Following a 10-weeek trial last spring, the court ruled in August that the NYPD’s stop and frisk practices violated the Fourth and Fourteenth Amendments.  The City has appealed that ruling.  CCR and co-counsel also argued today that the appeal should be dismissed pending a final order in the case after the completion of the joint remedial process. For the purposes of the remedy phase, Floyd was joined with the case Ligon v. City of New York, brought by the NYCLU, the Bronx Defenders, LatinoJustice and PRLDEF, which challenges a subsection of the NYPD’s stop-and-frisk program that allows police officers to patrol many private apartment buildings across New York City.

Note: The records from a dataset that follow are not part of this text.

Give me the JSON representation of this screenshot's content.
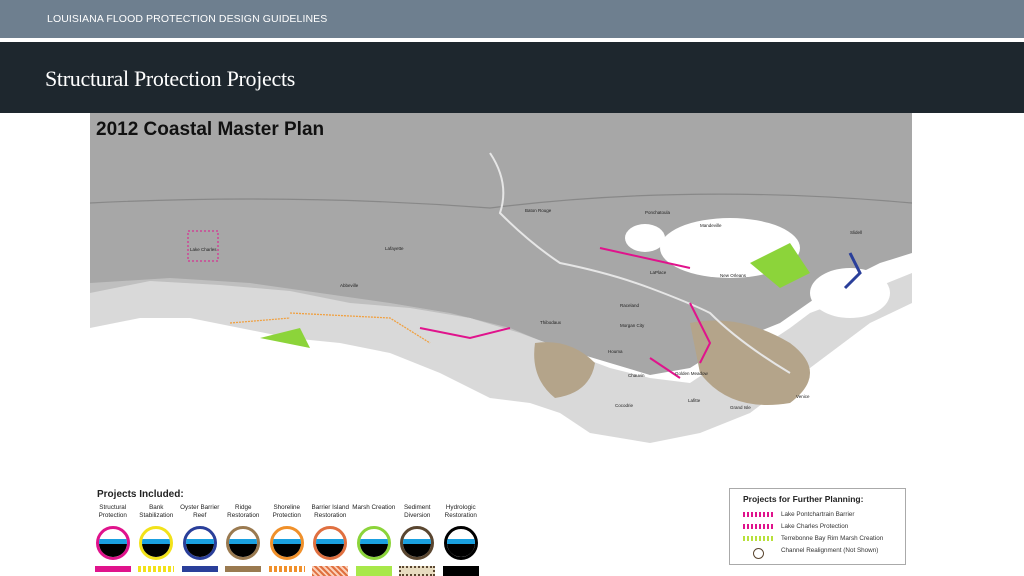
{
  "header": {
    "deck_title": "LOUISIANA FLOOD PROTECTION DESIGN GUIDELINES",
    "slide_title": "Structural Protection Projects"
  },
  "map": {
    "title": "2012 Coastal Master Plan",
    "places": [
      "Lake Charles",
      "Lafayette",
      "Baton Rouge",
      "Ponchatoula",
      "Mandeville",
      "Slidell",
      "Houma",
      "Thibodaux",
      "Morgan City",
      "Abbeville",
      "New Orleans",
      "LaPlace",
      "Raceland",
      "Lafitte",
      "Grand Isle",
      "Cocodrie",
      "Chauvin",
      "Golden Meadow",
      "Venice",
      "Hammond",
      "Crowley",
      "Covington",
      "Intracoastal City",
      "Jeanerette",
      "Erath"
    ]
  },
  "legend": {
    "title": "Projects Included:",
    "items": [
      {
        "label": "Structural Protection",
        "color": "#e0138c"
      },
      {
        "label": "Bank Stabilization",
        "color": "#f2e21a"
      },
      {
        "label": "Oyster Barrier Reef",
        "color": "#2a3f9a"
      },
      {
        "label": "Ridge Restoration",
        "color": "#9a7a50"
      },
      {
        "label": "Shoreline Protection",
        "color": "#f0902a"
      },
      {
        "label": "Barrier Island Restoration",
        "color": "#e07040"
      },
      {
        "label": "Marsh Creation",
        "color": "#8cd43a"
      },
      {
        "label": "Sediment Diversion",
        "color": "#5a4630"
      },
      {
        "label": "Hydrologic Restoration",
        "color": "#000000"
      }
    ]
  },
  "planning": {
    "title": "Projects for Further Planning:",
    "items": [
      {
        "label": "Lake Pontchartrain Barrier",
        "color": "#e0138c"
      },
      {
        "label": "Lake Charles Protection",
        "color": "#e0138c"
      },
      {
        "label": "Terrebonne Bay Rim Marsh Creation",
        "color": "#b8e03a"
      },
      {
        "label": "Channel Realignment (Not Shown)",
        "color": "#5a4630"
      }
    ]
  }
}
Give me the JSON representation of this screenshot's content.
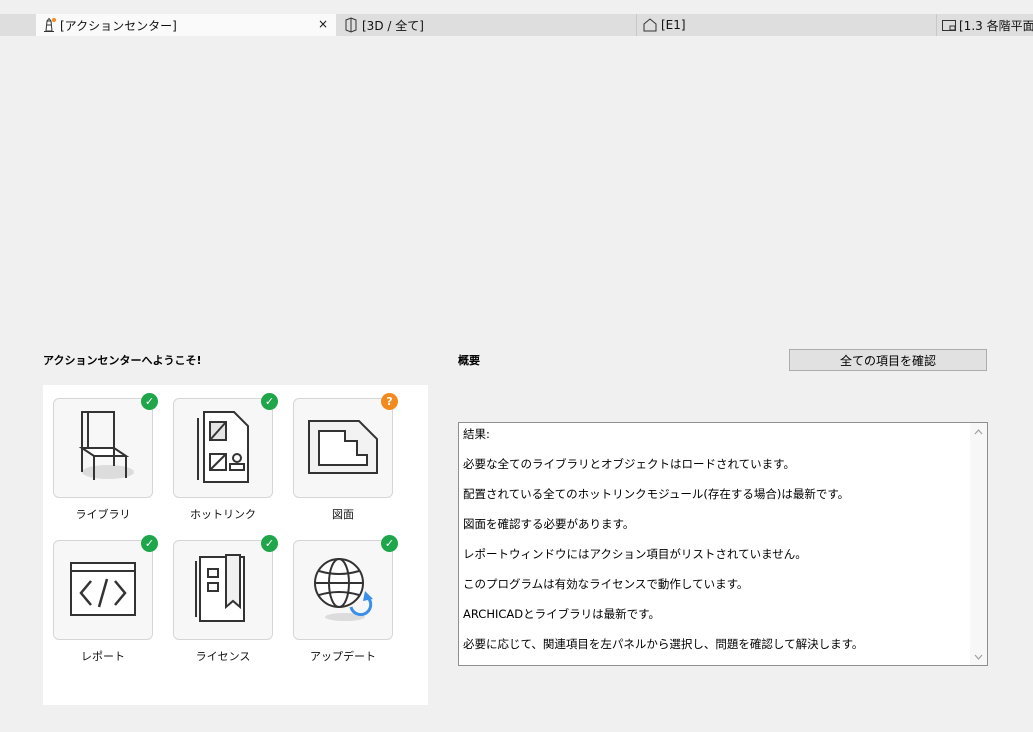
{
  "tabs": [
    {
      "label": "[アクションセンター]",
      "icon": "lighthouse-icon",
      "close": "×"
    },
    {
      "label": "[3D / 全て]",
      "icon": "3d-view-icon"
    },
    {
      "label": "[E1]",
      "icon": "elevation-icon"
    },
    {
      "label": "[1.3 各階平面",
      "icon": "floor-plan-icon"
    }
  ],
  "left": {
    "title": "アクションセンターへようこそ!",
    "tiles": [
      {
        "label": "ライブラリ",
        "icon": "chair-icon",
        "status": "ok"
      },
      {
        "label": "ホットリンク",
        "icon": "hotlink-icon",
        "status": "ok"
      },
      {
        "label": "図面",
        "icon": "drawing-icon",
        "status": "warn",
        "badge_text": "?"
      },
      {
        "label": "レポート",
        "icon": "code-icon",
        "status": "ok"
      },
      {
        "label": "ライセンス",
        "icon": "license-icon",
        "status": "ok"
      },
      {
        "label": "アップデート",
        "icon": "globe-update-icon",
        "status": "ok"
      }
    ]
  },
  "right": {
    "title": "概要",
    "check_all_label": "全ての項目を確認",
    "results": [
      "結果:",
      "必要な全てのライブラリとオブジェクトはロードされています。",
      "配置されている全てのホットリンクモジュール(存在する場合)は最新です。",
      "図面を確認する必要があります。",
      "レポートウィンドウにはアクション項目がリストされていません。",
      "このプログラムは有効なライセンスで動作しています。",
      "ARCHICADとライブラリは最新です。",
      "必要に応じて、関連項目を左パネルから選択し、問題を確認して解決します。"
    ]
  },
  "colors": {
    "ok": "#1fa54a",
    "warn": "#f28a1e",
    "accent": "#3a8fe8"
  }
}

Lawyers for Ligon joined the argument today also opposing the stay request.
 
Read the motion opposing the City’s request for a stay here.
 
Read excerpts of the declarations from community members here.
 
The Floyd case, filed in 2008, stems from the earlier racial profiling case, Daniels, et al. v. City of New York, et al. that led to the disbanding of the infamous Street Crime Unit and a settlement with the City in 2003. For more information on the case, visit www.ccrjustice.org/floyd.
 
The Center for Constitutional Rights (CCR) is a 501c3 organization and does not participate or intervene in any political campaign on behalf of (or in opposition to) any candidate for public office.

The Center for Constitutional Rights is dedicated to advancing and protecting the rights guaranteed by the United States Constitution and the Universal Declaration of Human Rights. Founded in 1966 by attorneys who represented civil rights movements in the South, CCR is a non-profit legal and educational organization committed to the creative use of law as a positive force for social change.